Efficient-Large-Language-Model commented 1 month ago

Sorry, we merged a PR yesterday and it was problematic. We just rolled back. Could you pull and try again?

franckmarineai commented 1 month ago

also using torch 2.0.1+cu118 and flash attention 2.4.2 and got this error: Setting pad_token_id to eos_token_id:128001 for open-end generation.

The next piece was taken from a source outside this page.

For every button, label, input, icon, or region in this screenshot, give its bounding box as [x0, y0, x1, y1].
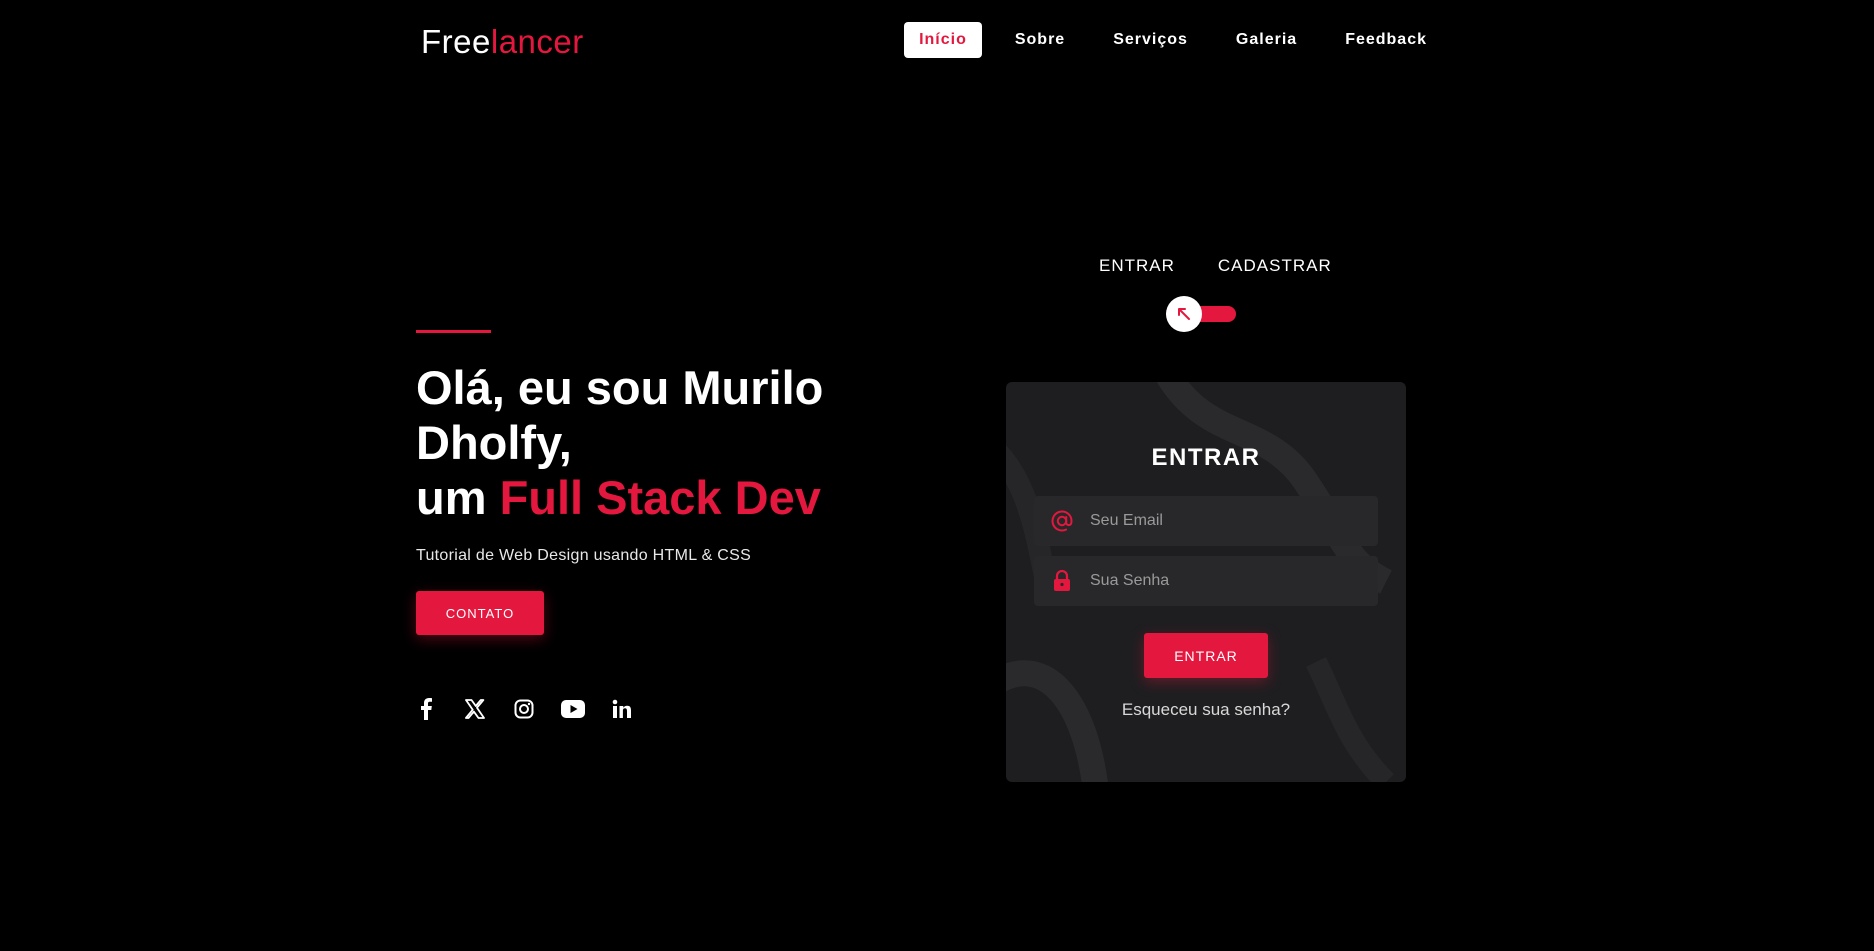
nav-item-servicos[interactable]: Serviços [1098, 22, 1203, 58]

Traceback (most recent call last): File "/MarineAI/Nvidia-VILA/VILA/llava/eval/run_vila.py", line 154, in eval_model(args) File "/MarineAI/Nvidia-VILA/VILA/llava/eval/run_vila.py", line 116, in eval_model output_ids = model.generate( File "/MarineAI/fbarilla/anaconda3/envs/vila/lib/python3.10/site-packages/torch/utils/_contextlib.py", line 115, in decorate_context return func(*args, *kwargs) File "/MarineAI/Nvidia-VILA/VILA/llava/model/language_model/llava_llama.py", line 171, in generate outputs = self.llm.generate( File "/MarineAI/fbarilla/anaconda3/envs/vila/lib/python3.10/site-packages/torch/utils/_contextlib.py", line 115, in decorate_context return func(args, kwargs) File "/MarineAI/fbarilla/anaconda3/envs/vila/lib/python3.10/site-packages/transformers/generation/utils.py", line 1764, in generate return self.sample( File "/MarineAI/fbarilla/anaconda3/envs/vila/lib/python3.10/site-packages/transformers/generation/utils.py", line 2924, in sample if stopping_criteria(input_ids, scores): File "/MarineAI/fbarilla/anaconda3/envs/vila/lib/python3.10/site-packages/transformers/generation/stopping_criteria.py", line 132, in call return any(criteria(input_ids, scores) for criteria in self) File "/MarineAI/fbarilla/anaconda3/envs/vila/lib/python3.10/site-packages/transformers/generation/stopping_criteria.py", line 132, in return any(criteria(input_ids, scores) for criteria in self) File "/MarineAI/Nvidia-VILA/VILA/llava/mm_utils.py", line 287, in call outputs.append(self.call_for_batch(output_ids[i].unsqueeze(0), scores)) File "/MarineAI/Nvidia-VILA/VILA/llava/mm_utils.py", line 272, in call_for_batch if (output_ids[0, -keyword_id.shape[0] :] == keyword_id).all(): RuntimeError: The size of tensor a (2) must match the size of tensor b (3) at non-singleton dimension 0**

Efficient-Large-Language-Model commented 1 month ago

Are you using llama3? If so, you need to pass --conv-mode=llama_3

franckmarineai commented 1 month ago

sorry, I did not pay attention to this parameter... works now. Thanks a lot

signine commented 1 month ago

@Efficient-Large-Language-Model Pulling the latest code worked for me. Thank you!